В то время, когда писалось это письмо, Бухарин был еще в полной силе. Больше того! Это был пик, самая верхняя точка его политической карьеры. Триумвират (Сталин — Зиновьев — Каменев) уже распадался, и Николай Иванович по роли, которую он играл, по своему политическому значению практически был вторым человеком в тогдашнем советском руководстве. Но и тогда, в 1925 году помочь Оренбургу он уже ничем не мог. То есть не мог помочь ему выйти за пределы того заколдованного круга, в котором тот оказался.
Чтобы решить (решить кардинально) эренбурговские проблемы, о которых тот писал в этом своем письме, нужна была самая маленькая малость. Та самая, о которой говорил Остап Бендер монархисту Хворобьеву, страдавшему оттого, что ему постоянно снились советские сны:
— Главное — это устранить причину сна. Основной причиной является самое существование советской власти. Но в данный момент я устранить ее не могу. У меня просто нет времени.
Николай Иванович Бухарин не мог устранить причину, мешавшую Эренбургу печататься в СССР, не из-за недостатка времени: у него на то были совсем другие основания. Так обстояло дело в 1925 году.
В 1931-м, когда Замятин просил Сталина, чтобы тот предоставил ему статус, Эренбурга, дела обстояли еще хуже. Гораздо хуже.
…в последние годы жизни Маяковского, когда не стало поэзии ничьей, ни его собственной, ни кого бы то ни было другого, когда повесился Есенин, когда, скажем проще, прекратилась литература…
Литература, стало быть, прекратилась, когда Маяковский был еще жив. Самоубийство Маяковского подвело под минувшей эпохой, когда еще что-то было возможно, кровавую черту.
И Николай Иванович Бухарин в 1931 году был уже не тот что в 1925-м. Уже не член Политбюро и даже не член ЦК, а раскаявшийся лидер разгромленной правой оппозиции.
Правда, он еще оставался редактором «Известий». И единственное, что он мог сделать для своего бывшего товарища (когда-то они учились в одной гимназии, и это именно он, Бухарин, вовлек гимназиста Эренбурга в подпольную большевистскую организацию) — это предложить ему должность парижского корреспондента «Известий».
Благодаря этому своему официальному статусу Эренбург, продолжая жить в Париже, оставался советским человеком. Но — не советским писателем
.Он пытался обрести этот статус, сочиняя статьи и очерки, разоблачающие акул мирового империализма. (Они вошли в его книгу «Хроника наших дней». М. 1935.) Но это была дань его первой, нелюбимой жене, политике. А вторая жена — любимая! — тоже предъявляла свои права.
Так дальше продолжаться не могло. Надо было принять кардинальное решение. Может быть, самое трудное и самое важное в его жизни:
В 1931 году я почувствовал, что я не в ладах с самим собой.
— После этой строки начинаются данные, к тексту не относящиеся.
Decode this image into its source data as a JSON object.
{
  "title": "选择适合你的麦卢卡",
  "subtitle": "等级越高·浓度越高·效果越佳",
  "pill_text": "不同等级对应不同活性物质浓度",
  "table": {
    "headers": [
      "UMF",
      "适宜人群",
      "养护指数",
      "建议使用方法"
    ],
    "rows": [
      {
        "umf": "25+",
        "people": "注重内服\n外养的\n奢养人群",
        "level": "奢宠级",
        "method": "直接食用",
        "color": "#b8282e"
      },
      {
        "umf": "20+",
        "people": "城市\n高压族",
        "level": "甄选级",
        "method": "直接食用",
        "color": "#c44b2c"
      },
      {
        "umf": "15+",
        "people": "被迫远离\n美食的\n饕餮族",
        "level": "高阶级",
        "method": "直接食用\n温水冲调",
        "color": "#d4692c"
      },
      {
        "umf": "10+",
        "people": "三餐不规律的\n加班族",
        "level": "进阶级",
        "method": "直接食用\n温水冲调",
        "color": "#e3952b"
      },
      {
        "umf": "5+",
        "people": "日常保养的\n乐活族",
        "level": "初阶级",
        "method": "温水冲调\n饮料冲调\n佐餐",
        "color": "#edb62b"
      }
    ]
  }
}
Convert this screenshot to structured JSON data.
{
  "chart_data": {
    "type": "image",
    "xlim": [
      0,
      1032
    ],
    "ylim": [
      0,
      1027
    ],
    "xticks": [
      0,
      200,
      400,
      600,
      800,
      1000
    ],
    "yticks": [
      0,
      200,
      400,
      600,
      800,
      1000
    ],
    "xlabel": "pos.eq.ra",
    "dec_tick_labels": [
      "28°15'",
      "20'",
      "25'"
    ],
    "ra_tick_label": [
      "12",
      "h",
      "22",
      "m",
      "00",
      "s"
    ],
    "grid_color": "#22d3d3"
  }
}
Я задумался над недавним прошлым и, пока ночные грузовики грохотали, звенели, настойчиво спрашивал себя, как мне дальше жить…
Я о многом думал по ночам: о гуманизме, о цели и средствах…
Я не отказывался от того, что мне было дорого, ни от чего не отрекался, но знал: придется жить сжав зубы, научиться одной из самых трудных наук — молчанию. Критики, которые обо мне писали, указывали на 1933 год как на дату поворота: они знали книгу «День второй». А я знаю, почему я поехал в Кузнецк, — все было додумано в 1931 году, не перед котлованами строек, а на улице Котантен, под ночное звяканье бидонов…
В переводе с туманного языка изящной словесности на грубый язык деловой прозы это означало примерно следующее.
Выбор у него был небольшой. Или становиться эмигрантом, отщепенцем, устраивать свою судьбу в Париже, около Гиппиус и Мережковского, только на неизмеримо более жалких ролях. Или не валять дурака, а становиться советским писателем — со всеми вытекающими из этого решения последствиями. То есть — перестать терзаться вечными проклятыми вопросами о цели и средствах (если средства преступны, значит, и с целью тоже не все ладно) и «научиться одной из самых трудных наук — молчанию».